The top plate only houses the shutter-release, with a locking ring for time-exposures, the frame counter and an accessory shoe.

The clean lines of the top are achieved by putting the advance lever underneath, together with the rewind crank, rewind release and back catch. The advance lever had an end which hinged downwards, making it easy to operate using the left middle- or third-finger. These controls on the bottom necessitate corresponding holes in the every-ready case.

Rangefinder focusing is controlled by a lever attached to the focus ring, also at the bottom of the camera.

The selenium meter cell is arranged around the Canon SE 45mm f1.9 lens - thus automatically compensating for filters; the aperture ring is scaled from f16 down to f1.9, followed by an "auto" setting (with a latch), for shutter priority automation. The Copal SV shutter has speeds from 1/500 down to 1sec, plus B. Film speed is set between 10-400 ASA by a lever in the shutter speed ring.

The viewfinder features a bright-line, and a scale showing the aperture. Early models had no aperture scale but used two arrows to indicate over or under exposure. These early models also had a limited 10-200ASA range (as did the first model with the aperture scale).

There is a PC socket beside the lens, and a switch on the lens barrel for X- or M-flash sync.

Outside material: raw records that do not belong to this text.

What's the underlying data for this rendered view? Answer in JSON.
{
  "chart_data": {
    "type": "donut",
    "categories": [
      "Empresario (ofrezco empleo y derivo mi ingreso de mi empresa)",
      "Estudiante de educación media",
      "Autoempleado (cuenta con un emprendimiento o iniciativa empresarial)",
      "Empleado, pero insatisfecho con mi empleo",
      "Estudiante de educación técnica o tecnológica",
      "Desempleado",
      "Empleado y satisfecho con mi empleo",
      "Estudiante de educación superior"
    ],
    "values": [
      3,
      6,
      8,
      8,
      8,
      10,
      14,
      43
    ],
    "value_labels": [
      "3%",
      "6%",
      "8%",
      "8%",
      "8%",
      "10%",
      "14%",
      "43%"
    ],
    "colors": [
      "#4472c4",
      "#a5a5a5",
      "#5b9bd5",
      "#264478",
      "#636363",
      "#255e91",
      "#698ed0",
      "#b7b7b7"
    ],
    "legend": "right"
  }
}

There is a self-timer - set by a lever on the lens barrel.

The Canonet was also sold by Bell & Howell as the Bell & Howell / Canon Canonet 19.

Historical Notes[]

Canon, at the time known as a high-end camera maker, caused commotion in the industry at the idea of this mid-priced camera. However, initial stocks sold out in only two hours after release. Within two and a half years, a million Canonets had been sold[1], and successive Canonet models continued into the mid 1970s. The Canonet name was also used for some 8mm cine cameras, as Cine Canonet.